Canadian mathematician (born 1953)

Edwin Arend Perkins (born 1953) is a Canadian mathematician specializing in probability theory, including the analysis of Brownian motion and the applications to probability of non-standard analysis. He is a professor emeritus of mathematics and statistics at the University of British Columbia.

==Education and career==
Perkins received a bachelor's degree in mathematics in 1975 from the University of Toronto. He obtained his PhD in 1979 under the supervision of Frank Bardsley Knight at the University of Illinois at Urbana–Champaign with a dissertation titled 'A Nonstandard Approach to Brownian Local Time'.

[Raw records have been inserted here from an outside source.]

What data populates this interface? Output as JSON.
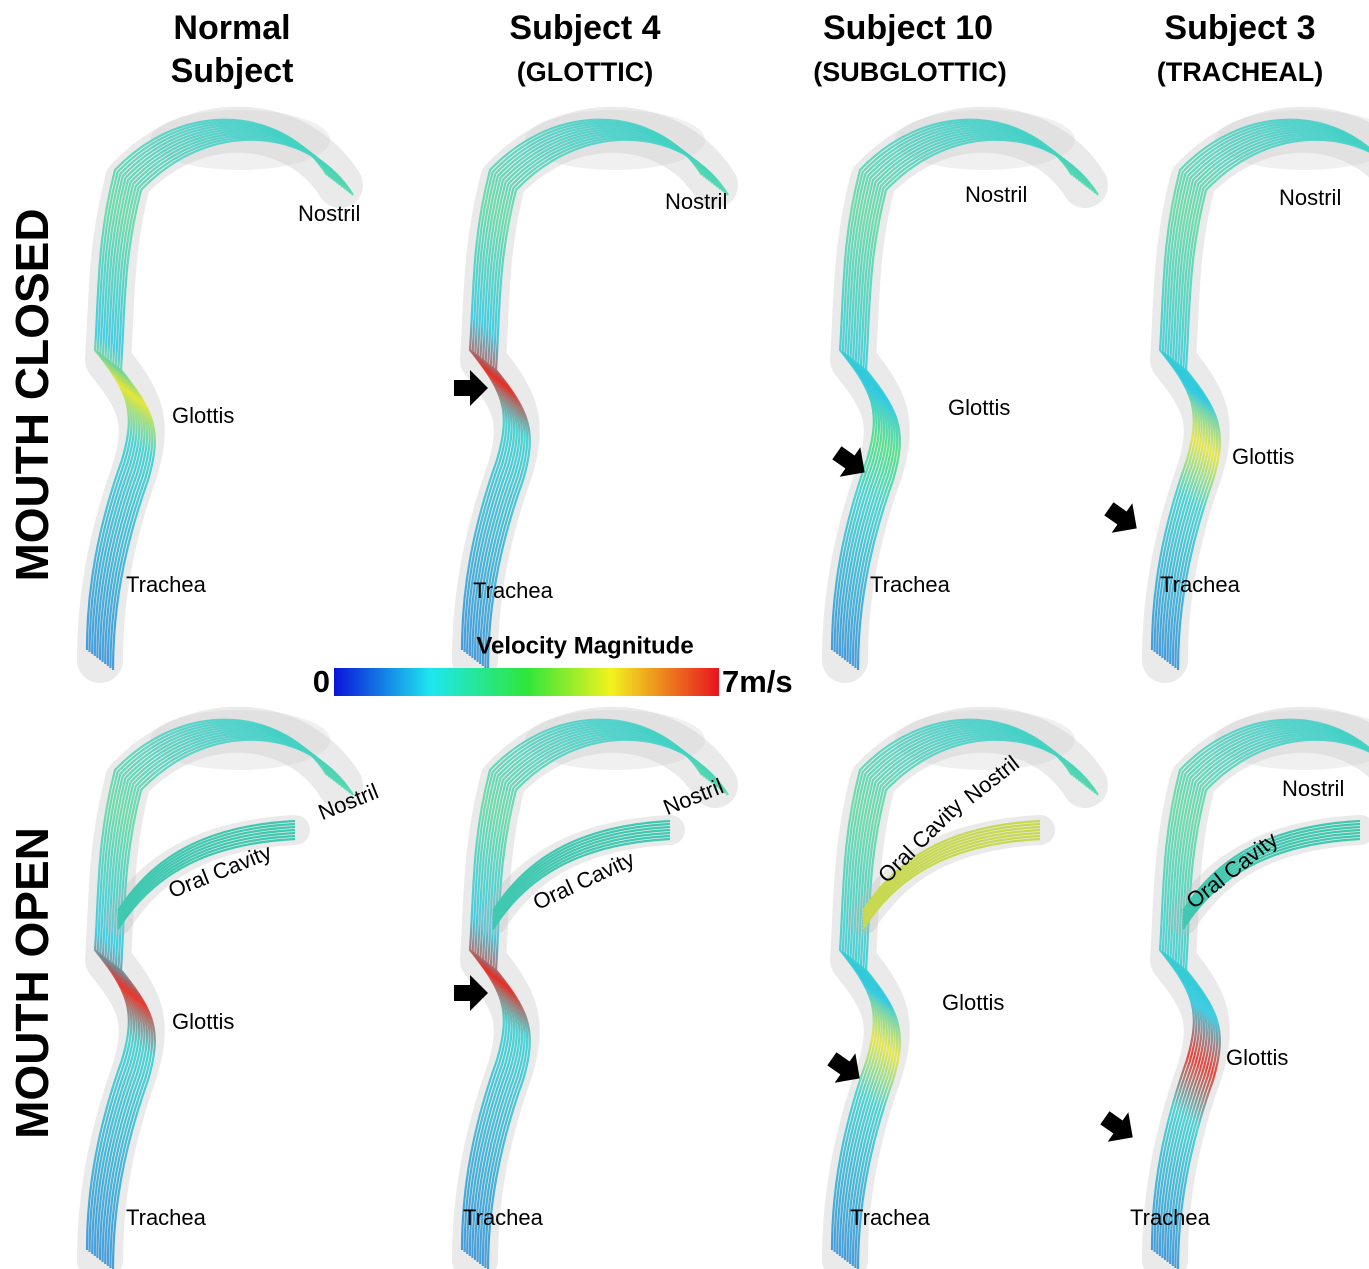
{
  "columns": [
    {
      "line1": "Normal",
      "line2": "Subject"
    },
    {
      "line1": "Subject 4",
      "line2": "(GLOTTIC)"
    },
    {
      "line1": "Subject 10",
      "line2": "(SUBGLOTTIC)"
    },
    {
      "line1": "Subject 3",
      "line2": "(TRACHEAL)"
    }
  ],
  "rows": [
    "MOUTH CLOSED",
    "MOUTH OPEN"
  ],
  "colorbar": {
    "title": "Velocity Magnitude",
    "min_label": "0",
    "max_label": "7m/s"
  },
  "panels": [
    {
      "labels": [
        "Nostril",
        "Glottis",
        "Trachea"
      ]
    },
    {
      "labels": [
        "Nostril",
        "Trachea"
      ]
    },
    {
      "labels": [
        "Nostril",
        "Glottis",
        "Trachea"
      ]
    },
    {
      "labels": [
        "Nostril",
        "Glottis",
        "Trachea"
      ]
    },
    {
      "labels": [
        "Nostril",
        "Oral Cavity",
        "Glottis",
        "Trachea"
      ]
    },
    {
      "labels": [
        "Nostril",
        "Oral Cavity",
        "Trachea"
      ]
    },
    {
      "labels": [
        "Nostril",
        "Oral Cavity",
        "Glottis",
        "Trachea"
      ]
    },
    {
      "labels": [
        "Nostril",
        "Oral Cavity",
        "Glottis",
        "Trachea"
      ]
    }
  ]
}
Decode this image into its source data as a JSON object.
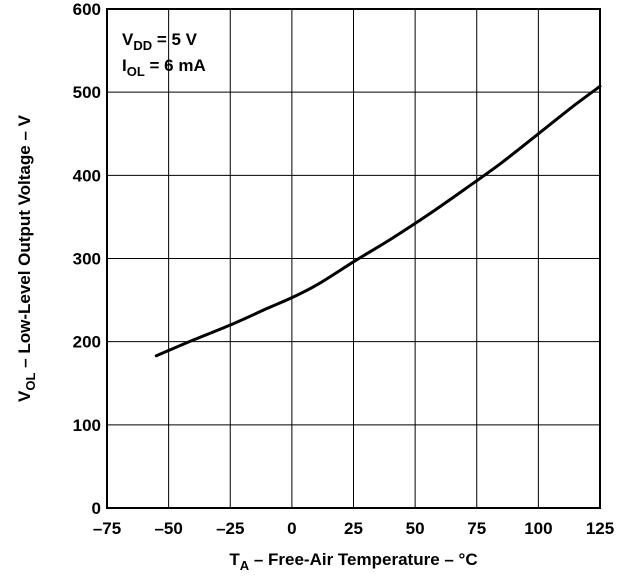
{
  "chart_data": {
    "type": "line",
    "title": "",
    "xlabel": {
      "main": "T",
      "sub": "A",
      "rest": " – Free-Air Temperature – °C"
    },
    "ylabel": {
      "main": "V",
      "sub": "OL",
      "rest": " – Low-Level Output Voltage – V"
    },
    "xlim": [
      -75,
      125
    ],
    "ylim": [
      0,
      600
    ],
    "x_ticks": [
      "–75",
      "–50",
      "–25",
      "0",
      "25",
      "50",
      "75",
      "100",
      "125"
    ],
    "y_ticks": [
      "0",
      "100",
      "200",
      "300",
      "400",
      "500",
      "600"
    ],
    "grid": true,
    "annotations": [
      {
        "main": "V",
        "sub": "DD",
        "rest": " = 5 V"
      },
      {
        "main": "I",
        "sub": "OL",
        "rest": " = 6 mA"
      }
    ],
    "series": [
      {
        "x": [
          -55,
          -40,
          -25,
          -10,
          0,
          10,
          25,
          40,
          55,
          70,
          85,
          100,
          115,
          125
        ],
        "y": [
          183,
          202,
          220,
          240,
          253,
          268,
          296,
          323,
          352,
          383,
          415,
          450,
          485,
          507
        ]
      }
    ]
  }
}
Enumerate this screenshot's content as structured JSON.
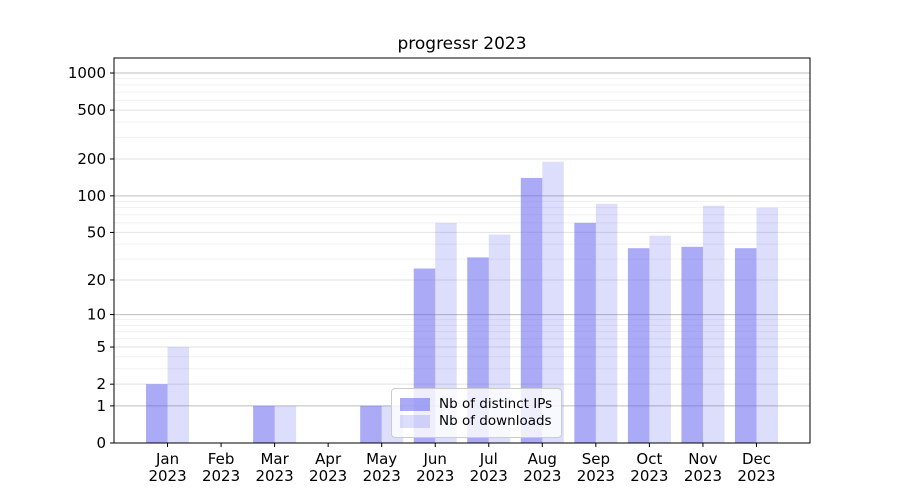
{
  "title": "progressr 2023",
  "legend": {
    "items": [
      {
        "label": "Nb of distinct IPs"
      },
      {
        "label": "Nb of downloads"
      }
    ]
  },
  "colors": {
    "bar_base": "#5555ee",
    "series_fills": [
      "rgba(85,85,238,0.5)",
      "rgba(85,85,238,0.2)"
    ],
    "grid_decade": "#bdbdbd",
    "grid_labeled": "#e2e2e2",
    "grid_minor": "#f1f1f1",
    "axis": "#000000"
  },
  "chart_data": {
    "type": "bar",
    "title": "progressr 2023",
    "xlabel": "",
    "ylabel": "",
    "scale": "log1p",
    "grid": true,
    "legend_position": "lower-center-inside",
    "categories": [
      "Jan",
      "Feb",
      "Mar",
      "Apr",
      "May",
      "Jun",
      "Jul",
      "Aug",
      "Sep",
      "Oct",
      "Nov",
      "Dec"
    ],
    "category_year": "2023",
    "series": [
      {
        "name": "Nb of distinct IPs",
        "values": [
          2,
          0,
          1,
          0,
          1,
          25,
          31,
          140,
          60,
          37,
          38,
          37
        ]
      },
      {
        "name": "Nb of downloads",
        "values": [
          5,
          0,
          1,
          0,
          1,
          60,
          48,
          190,
          86,
          47,
          83,
          80
        ]
      }
    ],
    "yticks": [
      0,
      1,
      2,
      5,
      10,
      20,
      50,
      100,
      200,
      500,
      1000
    ],
    "decade_ticks": [
      1,
      10,
      100,
      1000
    ],
    "minor_gridline_values": [
      3,
      4,
      6,
      7,
      8,
      9,
      30,
      40,
      60,
      70,
      80,
      90,
      300,
      400,
      600,
      700,
      800,
      900
    ],
    "ylim": [
      0,
      1320
    ]
  }
}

He came to the University of British Columbia as a postdoctoral researcher in 1979, and became an assistant professor there in 1982. He was promoted to associate professor in 1985 and full professor in 1989. He was given a tier 1 Canada Research Chair in Probability in 2001.

==Recognition==
Perkins was elected to the Royal Society of Canada (FRSC) in 1988 and to the Royal Society (FRS) in 2007.

He was the 1983 recipient of the Rollo Davidson Prize, the 2002 recipient of the Jeffery–Williams Prize of the Canadian Mathematical Society and (with John McKay) one of two recipients of the 2003 CRM-Fields-PIMS prize.

In 2019 the University of Illinois gave him their Mathematics Alumni Award for Outstanding Professional Achievement.